La technicité d'abord. J'ai toujours aimé cela : les architectures, les solutions et leur évolution. En MIAGE, il y avait certes du Cobol*** mais aussi des langages objets, des langages récursifs avec plus de complexité. La qualité des cours, c'est la réputation de la filière MIAGE.

Ensuite, l’aspect concret et appliqué de la filière : les stages et les jeux de simulation d'entreprise où plusieurs groupes s'affrontent sur de la stratégie et du management décisionnel. C'est d'ailleurs une des raisons pour lesquelles j'avais choisi cette filière.

Et enfin, l'ambiance avec les étudiants comme avec les professeurs.

*** COBOL (Common Business-Oriented Language) est un langage de programmation compilé, conçu pour les applications de gestion et le traitement des données d’entreprise. Il est largement utilisé sur les systèmes mainframe pour les applications critiques 

En 3 mots, qu’est-ce que ça signifie pour vous d’être alumni à l’Université de Rennes ? 

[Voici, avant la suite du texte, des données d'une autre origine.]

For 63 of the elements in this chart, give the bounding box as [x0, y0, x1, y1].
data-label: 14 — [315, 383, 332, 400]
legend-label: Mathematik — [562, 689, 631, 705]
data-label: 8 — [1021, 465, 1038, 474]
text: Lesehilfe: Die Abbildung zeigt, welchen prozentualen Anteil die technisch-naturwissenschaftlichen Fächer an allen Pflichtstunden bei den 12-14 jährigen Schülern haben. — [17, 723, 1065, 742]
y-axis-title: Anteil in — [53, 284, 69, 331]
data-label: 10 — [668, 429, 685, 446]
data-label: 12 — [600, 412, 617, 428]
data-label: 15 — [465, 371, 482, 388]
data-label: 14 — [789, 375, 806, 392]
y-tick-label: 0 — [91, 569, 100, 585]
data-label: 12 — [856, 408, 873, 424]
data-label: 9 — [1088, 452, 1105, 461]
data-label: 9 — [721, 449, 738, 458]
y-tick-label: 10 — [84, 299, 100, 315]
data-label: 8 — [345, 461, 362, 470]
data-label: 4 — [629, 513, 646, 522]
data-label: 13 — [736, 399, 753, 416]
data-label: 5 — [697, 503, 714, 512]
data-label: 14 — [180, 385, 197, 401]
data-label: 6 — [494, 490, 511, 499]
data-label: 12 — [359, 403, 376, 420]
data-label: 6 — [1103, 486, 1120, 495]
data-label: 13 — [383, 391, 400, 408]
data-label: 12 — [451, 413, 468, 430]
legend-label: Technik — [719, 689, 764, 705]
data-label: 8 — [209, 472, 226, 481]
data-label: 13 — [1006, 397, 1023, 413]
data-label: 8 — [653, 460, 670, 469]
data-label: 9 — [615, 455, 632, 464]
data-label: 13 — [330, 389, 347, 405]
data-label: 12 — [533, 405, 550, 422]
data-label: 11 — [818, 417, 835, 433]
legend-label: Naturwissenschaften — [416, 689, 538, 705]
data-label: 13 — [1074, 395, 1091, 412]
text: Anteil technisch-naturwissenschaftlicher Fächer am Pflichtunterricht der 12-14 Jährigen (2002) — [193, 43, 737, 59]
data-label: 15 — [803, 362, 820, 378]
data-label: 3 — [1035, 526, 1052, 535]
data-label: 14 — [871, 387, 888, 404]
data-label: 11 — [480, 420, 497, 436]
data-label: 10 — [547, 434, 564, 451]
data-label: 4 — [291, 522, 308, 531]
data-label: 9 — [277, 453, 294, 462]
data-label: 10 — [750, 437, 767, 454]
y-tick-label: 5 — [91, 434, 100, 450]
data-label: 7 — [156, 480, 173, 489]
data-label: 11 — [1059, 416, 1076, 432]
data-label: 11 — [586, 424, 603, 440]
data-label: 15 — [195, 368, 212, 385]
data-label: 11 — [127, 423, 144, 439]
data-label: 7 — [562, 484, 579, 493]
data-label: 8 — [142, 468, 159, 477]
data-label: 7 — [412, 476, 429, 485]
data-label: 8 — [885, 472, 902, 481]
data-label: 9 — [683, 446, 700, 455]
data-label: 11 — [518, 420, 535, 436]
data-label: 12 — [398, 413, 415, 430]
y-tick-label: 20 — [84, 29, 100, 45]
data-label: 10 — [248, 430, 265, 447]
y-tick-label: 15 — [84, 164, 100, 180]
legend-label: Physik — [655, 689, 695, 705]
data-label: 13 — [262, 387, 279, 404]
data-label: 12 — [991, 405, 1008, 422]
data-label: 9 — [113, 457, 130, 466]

Trois mots : fierté, transmission, rencontres.

  • La fierté : on n'est pas officiellement ingénieur quand on sort de l'IFSIC mais selon moi c'est équivalent.
  • La transmission ensuite. On connaît l'école de l'intérieur, on l'a suivie avec le temps. Accueillir des étudiants en stage, en alternance, les recruter, c’est cela transmettre. C'est d'ailleurs tout le sens de la convention de partenariat.
  • Et les rencontres. Il y en a eu beaucoup, mais il y en a une en particulier, celle de mon binôme en MIAGE, devenu mon ami, et aujourd'hui le DG du groupe dans lequel je travaille.